In a two-page ruling, Judge David Proctor said that he would stay the federal suit for a receiver brought by the sewer debt's largest insurers, Syncora Guarantee Inc. and Financial Guaranty Insurance Co., and bond trustee Bank of New York Mellon.
Proctor also gave Jefferson County commissioners until July 15 to file a notice as to whether they intend to proceed with their counterclaims against the bond insurers, but the judge also said he would stay the receivership complaint until further notice.
BNY Mellon, Syncora, and FGIC said in a court filing June 29 that BNY likely would file suit in Alabama state court to push for a receiver to take over the county's sewer system, which is plagued by more than $3.2 billion of troubled variable- and auction-rate debt that the county has failed to restructure.
A BNY Mellon spokesman said recently that the bank is studying its options. County commissioners have not released a public statement following Proctor's ruling on Monday.
The judge ruled June 12 that he could not appoint a receiver with rate-making power because the federal code prohibits federal courts from taking actions that affect the rates of utilities organized under state laws.
However, Proctor said the evidence was overwhelming that the county has "engaged in numerous events of default" and even suppressed a 2003 study warning the county that sewer system's revenues would not be enough to service the debt.

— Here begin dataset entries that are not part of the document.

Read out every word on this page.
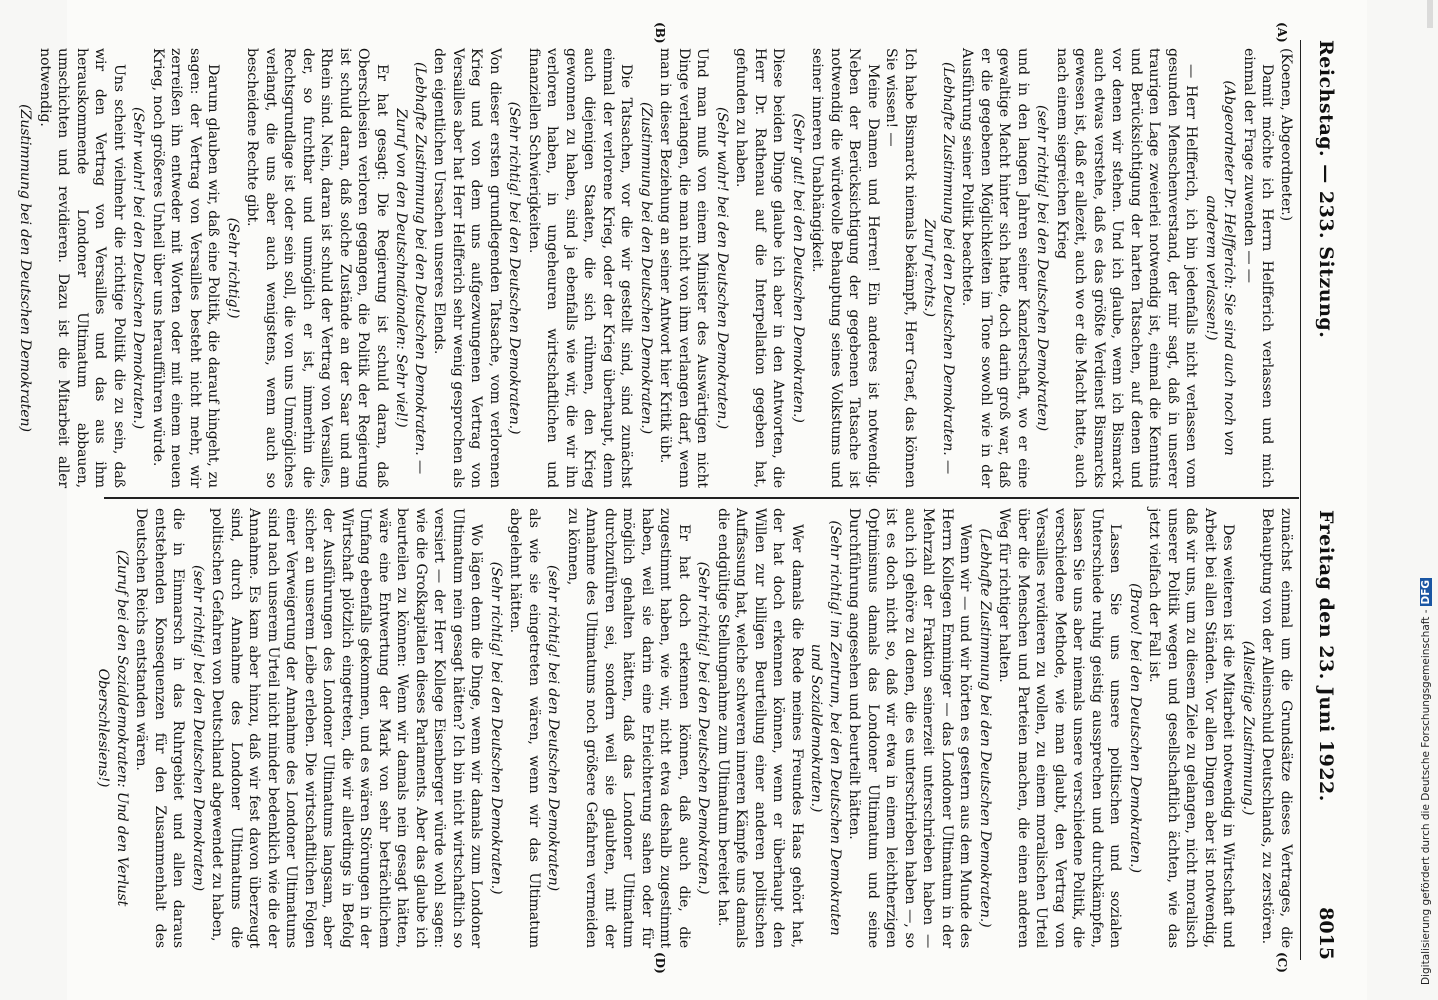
Reichstag. — 233. Sitzung.
Freitag den 23. Juni 1922.
8015
(A)
(B)
(C)
(D)

(Koenen, Abgeordneter.)

Damit möchte ich Herrn Helfferich verlassen und mich einmal der Frage zuwenden — —

(Abgeordneter Dr. Helfferich: Sie sind auch noch von anderem verlassen!)

— Herr Helfferich, ich bin jedenfalls nicht verlassen vom gesunden Menschenverstand, der mir sagt, daß in unserer traurigen Lage zweierlei notwendig ist, einmal die Kenntnis und Berücksichtigung der harten Tatsachen, auf denen und vor denen wir stehen. Und ich glaube, wenn ich Bismarck auch etwas verstehe, daß es das größte Verdienst Bismarcks gewesen ist, daß er allezeit, auch wo er die Macht hatte, auch nach einem siegreichen Krieg

(sehr richtig! bei den Deutschen Demokraten)

und in den langen Jahren seiner Kanzlerschaft, wo er eine gewaltige Macht hinter sich hatte, doch darin groß war, daß er die gegebenen Möglichkeiten im Tone sowohl wie in der Ausführung seiner Politik beachtete.

(Lebhafte Zustimmung bei den Deutschen Demokraten. — Zuruf rechts.)

Ich habe Bismarck niemals bekämpft, Herr Graef, das können Sie wissen! —

Meine Damen und Herren! Ein anderes ist notwendig. Neben der Berücksichtigung der gegebenen Tatsache ist notwendig die würdevolle Behauptung seines Volkstums und seiner inneren Unabhängigkeit.

(Sehr gut! bei den Deutschen Demokraten.)

Diese beiden Dinge glaube ich aber in den Antworten, die Herr Dr. Rathenau auf die Interpellation gegeben hat, gefunden zu haben.

(Sehr wahr! bei den Deutschen Demokraten.)

Und man muß von einem Minister des Auswärtigen nicht Dinge verlangen, die man nicht von ihm verlangen darf, wenn man in dieser Beziehung an seiner Antwort hier Kritik übt.

(Zustimmung bei den Deutschen Demokraten.)

Die Tatsachen, vor die wir gestellt sind, sind zunächst einmal der verlorene Krieg, oder der Krieg überhaupt, denn auch diejenigen Staaten, die sich rühmen, den Krieg gewonnen zu haben, sind ja ebenfalls wie wir, die wir ihn verloren haben, in ungeheuren wirtschaftlichen und finanziellen Schwierigkeiten.

(Sehr richtig! bei den Deutschen Demokraten.)

Von dieser ersten grundlegenden Tatsache, vom verlorenen Krieg und von dem uns aufgezwungenen Vertrag von Versailles aber hat Herr Helfferich sehr wenig gesprochen als den eigentlichen Ursachen unseres Elends.

(Lebhafte Zustimmung bei den Deutschen Demokraten. — Zuruf von den Deutschnationalen: Sehr viel!)

Er hat gesagt: Die Regierung ist schuld daran, daß Oberschlesien verloren gegangen, die Politik der Regierung ist schuld daran, daß solche Zustände an der Saar und am Rhein sind. Nein, daran ist schuld der Vertrag von Versailles, der, so furchtbar und unmöglich er ist, immerhin die Rechtsgrundlage ist oder sein soll, die von uns Unmögliches verlangt, die uns aber auch wenigstens, wenn auch so bescheidene Rechte gibt.

(Sehr richtig!)

Darum glauben wir, daß eine Politik, die darauf hingeht, zu sagen: der Vertrag von Versailles besteht nicht mehr, wir zerreißen ihn entweder mit Worten oder mit einem neuen Krieg, noch größeres Unheil über uns heraufführen würde.

(Sehr wahr! bei den Deutschen Demokraten.)

Uns scheint vielmehr die richtige Politik die zu sein, daß wir den Vertrag von Versailles und das aus ihm herauskommende Londoner Ultimatum abbauen, umschichten und revidieren. Dazu ist die Mitarbeit aller notwendig.

(Zustimmung bei den Deutschen Demokraten)

zunächst einmal um die Grundsätze dieses Vertrages, die Behauptung von der Alleinschuld Deutschlands, zu zerstören.

(Allseitige Zustimmung.)

Des weiteren ist die Mitarbeit notwendig in Wirtschaft und Arbeit bei allen Ständen. Vor allen Dingen aber ist notwendig, daß wir uns, um zu diesem Ziele zu gelangen, nicht moralisch unserer Politik wegen und gesellschaftlich ächten, wie das jetzt vielfach der Fall ist.

(Bravo! bei den Deutschen Demokraten.)

Lassen Sie uns unsere politischen und sozialen Unterschiede ruhig geistig aussprechen und durchkämpfen, lassen Sie uns aber niemals unsere verschiedene Politik, die verschiedene Methode, wie man glaubt, den Vertrag von Versailles revidieren zu wollen, zu einem moralischen Urteil über die Menschen und Parteien machen, die einen anderen Weg für richtiger halten.

(Lebhafte Zustimmung bei den Deutschen Demokraten.)

Wenn wir — und wir hörten es gestern aus dem Munde des Herrn Kollegen Emminger — das Londoner Ultimatum in der Mehrzahl der Fraktion seinerzeit unterschrieben haben — auch ich gehöre zu denen, die es unterschrieben haben —, so ist es doch nicht so, daß wir etwa in einem leichtherzigen Optimismus damals das Londoner Ultimatum und seine Durchführung angesehen und beurteilt hätten.

(Sehr richtig! im Zentrum, bei den Deutschen Demokraten und Sozialdemokraten.)

Wer damals die Rede meines Freundes Haas gehört hat, der hat doch erkennen können, wenn er überhaupt den Willen zur billigen Beurteilung einer anderen politischen Auffassung hat, welche schweren inneren Kämpfe uns damals die endgültige Stellungnahme zum Ultimatum bereitet hat.

(Sehr richtig! bei den Deutschen Demokraten.)

Er hat doch erkennen können, daß auch die, die zugestimmt haben, wie wir, nicht etwa deshalb zugestimmt haben, weil sie darin eine Erleichterung sahen oder für möglich gehalten hätten, daß das Londoner Ultimatum durchzuführen sei, sondern weil sie glaubten, mit der Annahme des Ultimatums noch größere Gefahren vermeiden zu können,

(sehr richtig! bei den Deutschen Demokraten)

als wie sie eingetreten wären, wenn wir das Ultimatum abgelehnt hätten.

(Sehr richtig! bei den Deutschen Demokraten.)

Wo lägen denn die Dinge, wenn wir damals zum Londoner Ultimatum nein gesagt hätten? Ich bin nicht wirtschaftlich so versiert — der Herr Kollege Eisenberger würde wohl sagen: wie die Großkapitalen dieses Parlaments. Aber das glaube ich beurteilen zu können: Wenn wir damals nein gesagt hätten, wäre eine Entwertung der Mark von sehr beträchtlichem Umfang ebenfalls gekommen, und es wären Störungen in der Wirtschaft plötzlich eingetreten, die wir allerdings in Befolg der Ausführungen des Londoner Ultimatums langsam, aber sicher an unserem Leibe erleben. Die wirtschaftlichen Folgen einer Verweigerung der Annahme des Londoner Ultimatums sind nach unserem Urteil nicht minder bedenklich wie die der Annahme. Es kam aber hinzu, daß wir fest davon überzeugt sind, durch Annahme des Londoner Ultimatums die politischen Gefahren von Deutschland abgewendet zu haben,

(sehr richtig! bei den Deutschen Demokraten)

die in Einmarsch in das Ruhrgebiet und allen daraus entstehenden Konsequenzen für den Zusammenhalt des Deutschen Reichs entstanden wären.

(Zuruf bei den Sozialdemokraten: Und den Verlust Oberschlesiens!)	Digitalisierung gefördert durch die Deutsche Forschungsgemeinschaft -DFG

"The county has demonstrated that it is unwilling to make the hard and politically unpopular - but necessary - decisions to recover financially," Proctor said.
"There is no evidence that the county, who opposes appointment of a receiver, would be harmed by the appointment of a receiver," he said. "The county is not administering the sewer system in a fiscally responsible manner."
"Thus, although clearly the commission is uncomfortable with the idea that it would lose some control over the sewer system, there is nothing in the record to suggest it would be harmed by a receiver's better management of its administrative and financial operations," Proctor said.